Lila Kedrova is the only actor or actress to win an Academy Award for a role followed by a Tony Award for the same role, instead of the other way around. Usually it’s the stage version that’s honored first then the movie adaptation.

Kedrova also holds the record as the actor or actress with the longest time between winning an Oscar and Tony for the same role. Twenty years had elapsed between the 1964 film Zorba the Greek, and the musical Zorba.

It was her only Broadway role, though the Russian actress made scores of many screen appearances, but mostly in foreign films. And some very interesting foreign movies at that, some of which you may not know about.

In Zorba the Greek, her first English-language role, Kedrova plays Madame Hortense, an inn-keeper who takes up with the title character (Anthony Quinn). (There is the improbable couple pictured above.)

Word is that French actress Simone Signoret was first offered the part but declined after recommending Kedrova for the part.

Frank is afraid that Zorba the Greek, despite Kedrova’s best efforts, does not stand up to the test of time too well. Nonetheless, the picture gave a real boost to her international career.

Zorba’s sentimental plot premise — an constipated British intellectual (Alan Bates) goes to Greece to discover LIFE in capital letters after encountering Quinn’s roistering local peasant character, inevitably described as “lusty” and “life affirming” — is dated.

You know, an uptight Brit find the meaning of it all in idylic southern Europe. And much depends on your view of Quinn’s performance as Zorba.  A little goes a long way in this case.

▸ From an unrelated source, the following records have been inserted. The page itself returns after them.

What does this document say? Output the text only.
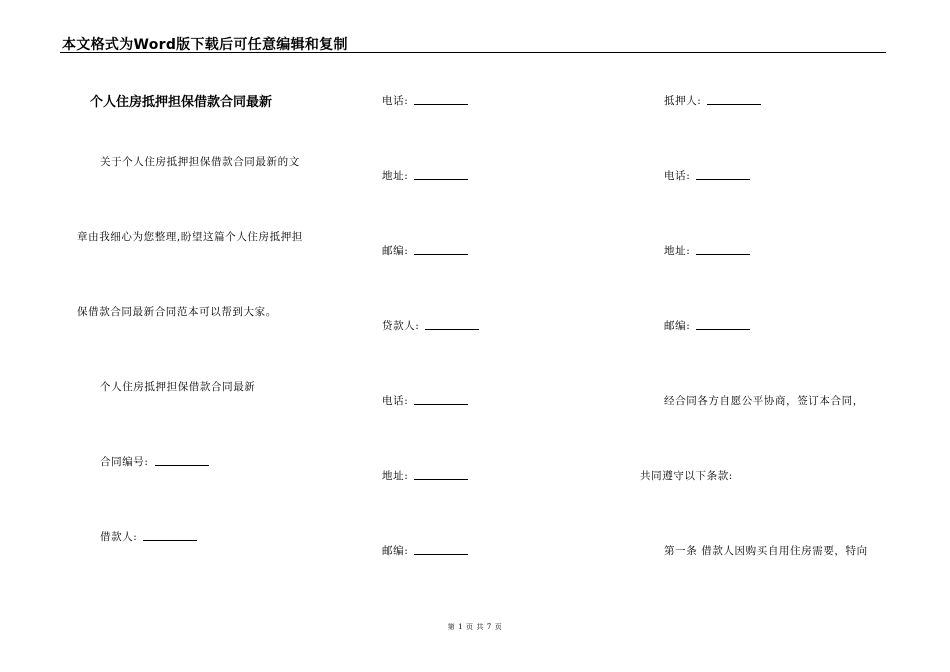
本文格式为Word版下载后可任意编辑和复制
个人住房抵押担保借款合同最新
关于个人住房抵押担保借款合同最新的文
章由我细心为您整理,盼望这篇个人住房抵押担
保借款合同最新合同范本可以帮到大家。
个人住房抵押担保借款合同最新
合同编号:
借款人:
电话:
地址:
邮编:
贷款人:
电话:
地址:
邮编:
抵押人:
电话:
地址:
邮编:
经合同各方自愿公平协商，签订本合同，
共同遵守以下条款:
第一条 借款人因购买自用住房需要，特向
第 1 页 共 7 页
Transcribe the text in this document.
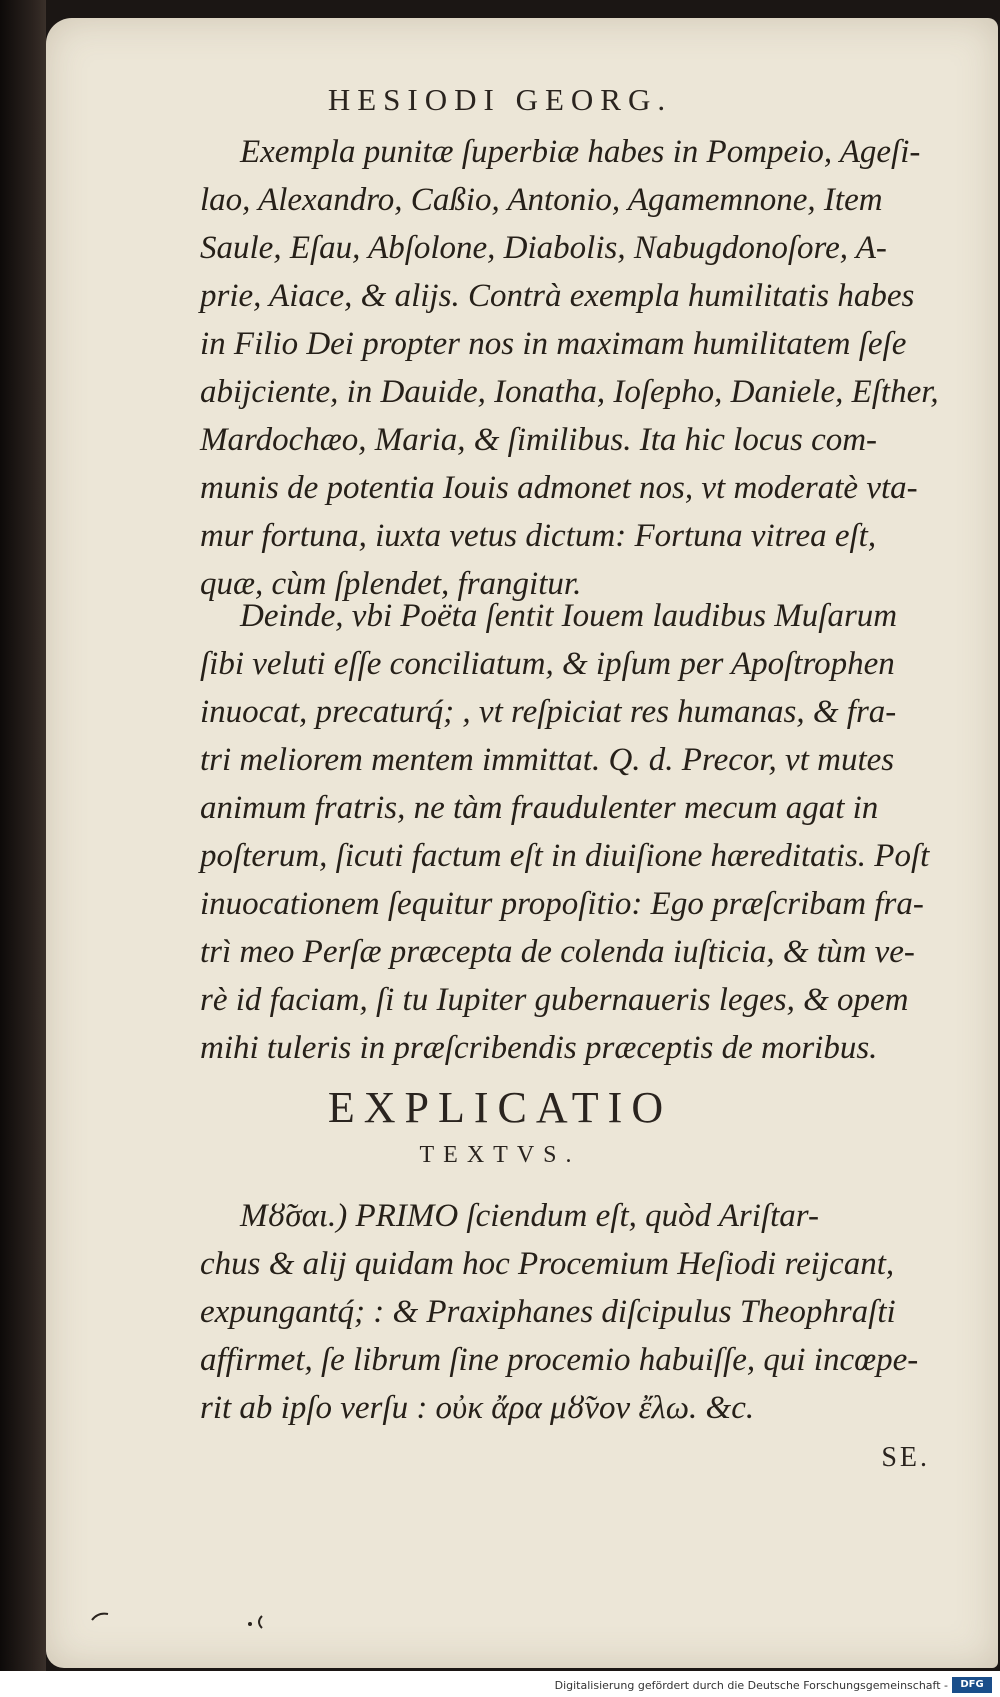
HESIODI GEORG.
Exempla punitæ ſuperbiæ habes in Pompeio, Ageſi-
lao, Alexandro, Caßio, Antonio, Agamemnone, Item
Saule, Eſau, Abſolone, Diabolis, Nabugdonoſore, A-
prie, Aiace, & alijs. Contrà exempla humilitatis habes
in Filio Dei propter nos in maximam humilitatem ſeſe
abijciente, in Dauide, Ionatha, Ioſepho, Daniele, Eſther,
Mardochæo, Maria, & ſimilibus. Ita hic locus com-
munis de potentia Iouis admonet nos, vt moderatè vta-
mur fortuna, iuxta vetus dictum: Fortuna vitrea eſt,
quæ, cùm ſplendet, frangitur.
Deinde, vbi Poëta ſentit Iouem laudibus Muſarum
ſibi veluti eſſe conciliatum, & ipſum per Apoſtrophen
inuocat, precaturq́; , vt reſpiciat res humanas, & fra-
tri meliorem mentem immittat. Q. d. Precor, vt mutes
animum fratris, ne tàm fraudulenter mecum agat in
poſterum, ſicuti factum eſt in diuiſione hæreditatis. Poſt
inuocationem ſequitur propoſitio: Ego præſcribam fra-
trì meo Perſæ præcepta de colenda iuſticia, & tùm ve-
rè id faciam, ſi tu Iupiter gubernaueris leges, & opem
mihi tuleris in præſcribendis præceptis de moribus.
EXPLICATIO
TEXTVS.
Μȣ̃σαι.) PRIMO ſciendum eſt, quòd Ariſtar-
chus & alij quidam hoc Procemium Heſiodi reijcant,
expungantq́; : & Praxiphanes diſcipulus Theophraſti
affirmet, ſe librum ſine procemio habuiſſe, qui incœpe-
rit ab ipſo verſu : οὐκ ἄρα μȣ̃νον ἔλω. &c.
SE.
Digitalisierung gefördert durch die Deutsche Forschungsgemeinschaft -	DFG
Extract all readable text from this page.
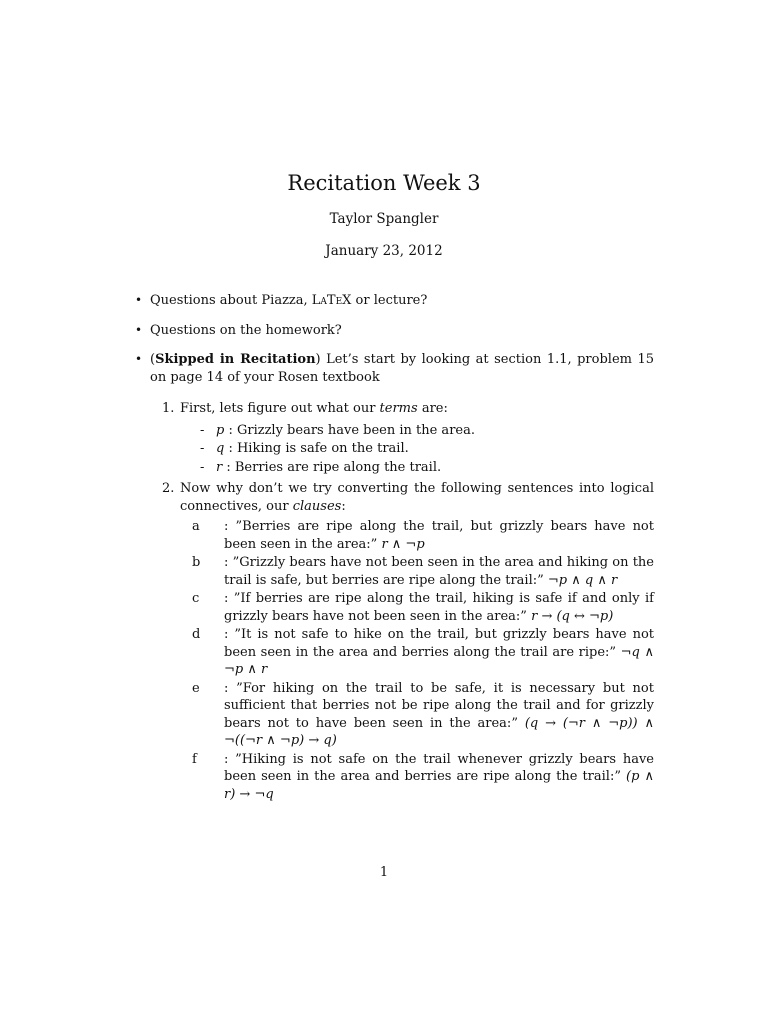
Recitation Week 3
Taylor Spangler
January 23, 2012
• Questions about Piazza, LaTeX or lecture?
• Questions on the homework?
• (Skipped in Recitation) Let’s start by looking at section 1.1, problem 15 on page 14 of your Rosen textbook
1. First, lets figure out what our terms are:
- p : Grizzly bears have been in the area.
- q : Hiking is safe on the trail.
- r : Berries are ripe along the trail.
2. Now why don’t we try converting the following sentences into logical connectives, our clauses:
a : ”Berries are ripe along the trail, but grizzly bears have not been seen in the area:” r ∧ ¬p
b : ”Grizzly bears have not been seen in the area and hiking on the trail is safe, but berries are ripe along the trail:” ¬p ∧ q ∧ r
c : ”If berries are ripe along the trail, hiking is safe if and only if grizzly bears have not been seen in the area:” r → (q ↔ ¬p)
d : ”It is not safe to hike on the trail, but grizzly bears have not been seen in the area and berries along the trail are ripe:” ¬q ∧ ¬p ∧ r
e : ”For hiking on the trail to be safe, it is necessary but not sufficient that berries not be ripe along the trail and for grizzly bears not to have been seen in the area:” (q → (¬r ∧ ¬p)) ∧ ¬((¬r ∧ ¬p) → q)
f : ”Hiking is not safe on the trail whenever grizzly bears have been seen in the area and berries are ripe along the trail:” (p ∧ r) → ¬q
1
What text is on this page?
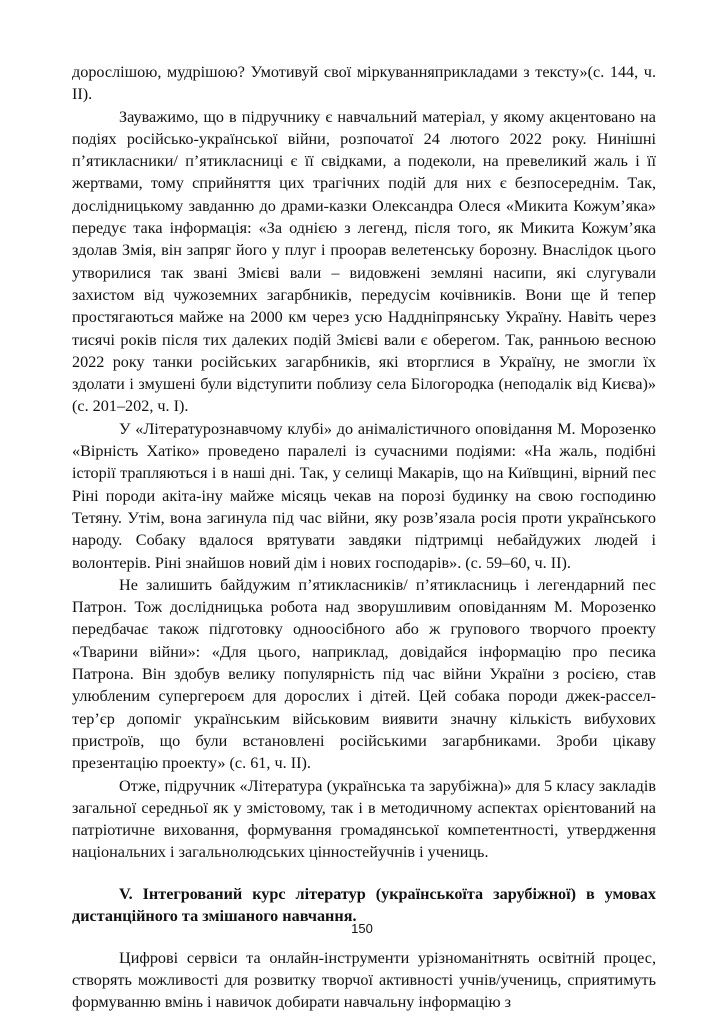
дорослішою, мудрішою? Умотивуй свої міркуванняприкладами з тексту»(с. 144, ч. ІІ).

Зауважимо, що в підручнику є навчальний матеріал, у якому акцентовано на подіях російсько-української війни, розпочатої 24 лютого 2022 року. Нинішні п’ятикласники/ п’ятикласниці є її свідками, а подеколи, на превеликий жаль і її жертвами, тому сприйняття цих трагічних подій для них є безпосереднім. Так, дослідницькому завданню до драми-казки Олександра Олеся «Микита Кожум’яка» передує така інформація: «За однією з легенд, після того, як Микита Кожум’яка здолав Змія, він запряг його у плуг і проорав велетенську борозну. Внаслідок цього утворилися так звані Змієві вали – видовжені земляні насипи, які слугували захистом від чужоземних загарбників, передусім кочівників. Вони ще й тепер простягаються майже на 2000 км через усю Наддніпрянську Україну. Навіть через тисячі років після тих далеких подій Змієві вали є оберегом. Так, ранньою весною 2022 року танки російських загарбників, які вторглися в Україну, не змогли їх здолати і змушені були відступити поблизу села Білогородка (неподалік від Києва)» (с. 201–202, ч. І).

У «Літературознавчому клубі» до анімалістичного оповідання М. Морозенко «Вірність Хатіко» проведено паралелі із сучасними подіями: «На жаль, подібні історії трапляються і в наші дні. Так, у селищі Макарів, що на Київщині, вірний пес Ріні породи акіта-іну майже місяць чекав на порозі будинку на свою господиню Тетяну. Утім, вона загинула під час війни, яку розв’язала росія проти українського народу. Собаку вдалося врятувати завдяки підтримці небайдужих людей і волонтерів. Ріні знайшов новий дім і нових господарів». (с. 59–60, ч. ІІ).

Не залишить байдужим п’ятикласників/ п’ятикласниць і легендарний пес Патрон. Тож дослідницька робота над зворушливим оповіданням М. Морозенко передбачає також підготовку одноосібного або ж групового творчого проекту «Тварини війни»: «Для цього, наприклад, довідайся інформацію про песика Патрона. Він здобув велику популярність під час війни України з росією, став улюбленим супергероєм для дорослих і дітей. Цей собака породи джек-рассел-тер’єр допоміг українським військовим виявити значну кількість вибухових пристроїв, що були встановлені російськими загарбниками. Зроби цікаву презентацію проекту» (с. 61, ч. ІІ).

Отже, підручник «Література (українська та зарубіжна)» для 5 класу закладів загальної середньої як у змістовому, так і в методичному аспектах орієнтований на патріотичне виховання, формування громадянської компетентності, утвердження національних і загальнолюдських цінностейучнів і учениць.

V. Інтегрований курс літератур (українськоїта зарубіжної) в умовах дистанційного та змішаного навчання.

Цифрові сервіси та онлайн-інструменти урізноманітнять освітній процес, створять можливості для розвитку творчої активності учнів/учениць, сприятимуть формуванню вмінь і навичок добирати навчальну інформацію з

150
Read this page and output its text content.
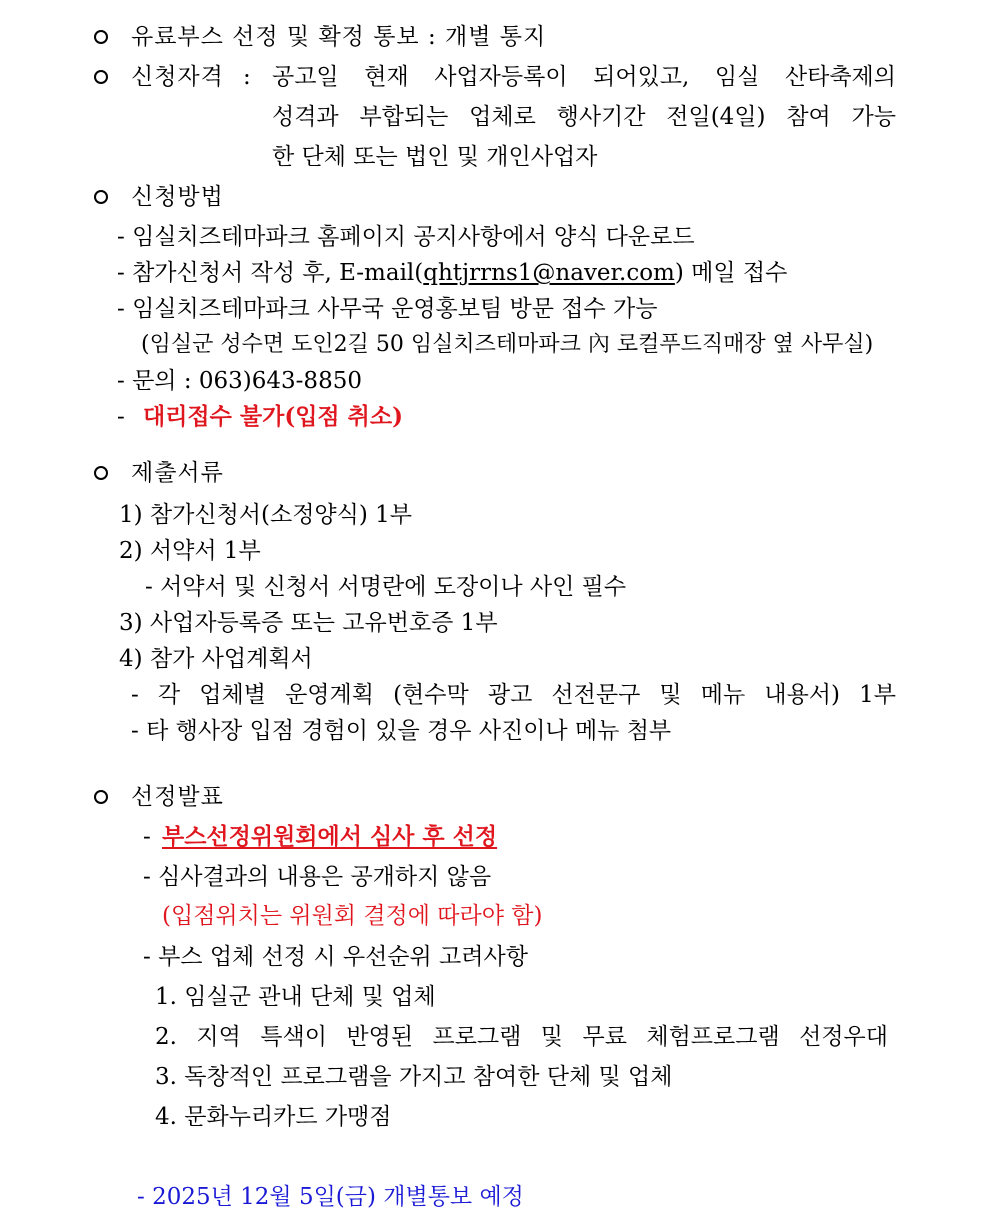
유료부스 선정 및 확정 통보 : 개별 통지
신청자격 : 공고일 현재 사업자등록이 되어있고, 임실 산타축제의
성격과 부합되는 업체로 행사기간 전일(4일) 참여 가능
한 단체 또는 법인 및 개인사업자
신청방법
- 임실치즈테마파크 홈페이지 공지사항에서 양식 다운로드
- 참가신청서 작성 후, E-mail(qhtjrrns1@naver.com) 메일 접수
- 임실치즈테마파크 사무국 운영홍보팀 방문 접수 가능
(임실군 성수면 도인2길 50 임실치즈테마파크 內 로컬푸드직매장 옆 사무실)
- 문의 : 063)643-8850
- 대리접수 불가(입점 취소)
제출서류
1) 참가신청서(소정양식) 1부
2) 서약서 1부
- 서약서 및 신청서 서명란에 도장이나 사인 필수
3) 사업자등록증 또는 고유번호증 1부
4) 참가 사업계획서
- 각 업체별 운영계획 (현수막 광고 선전문구 및 메뉴 내용서) 1부
- 타 행사장 입점 경험이 있을 경우 사진이나 메뉴 첨부
선정발표
- 부스선정위원회에서 심사 후 선정
- 심사결과의 내용은 공개하지 않음
(입점위치는 위원회 결정에 따라야 함)
- 부스 업체 선정 시 우선순위 고려사항
1. 임실군 관내 단체 및 업체
2. 지역 특색이 반영된 프로그램 및 무료 체험프로그램 선정우대
3. 독창적인 프로그램을 가지고 참여한 단체 및 업체
4. 문화누리카드 가맹점
- 2025년 12월 5일(금) 개별통보 예정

Kedrova stands out, though.  She was born in 1918 in St. Petersburg, and was spirited out of Russia when her family found itself on the wrong side of the Revolution.

She began her movie career in France in the early 1930’s, and subsequently worked all over Europe. She made some interesting pictures in France. One is the 1966’s crime drama, Maigret a Pigalle (Maigret in Pigalle), based on a novel by the incomparably entertaining Georges Simenon. (The beloved Inspector Maigret is played by Italian actor Gino Cervi.)

For Alfred Hitchcock, Kedrova plays an enigmatic Countess (one of her more glamorous roles) in 1966’s Torn Curtain. For John Huston, she turns up as Madame Sophie in the 1970 cold was drama, The Kremlin Letter.

Kedrova is the first Russian actress to win an Oscar.  Zorba The Greek for better or worse remains her legacy.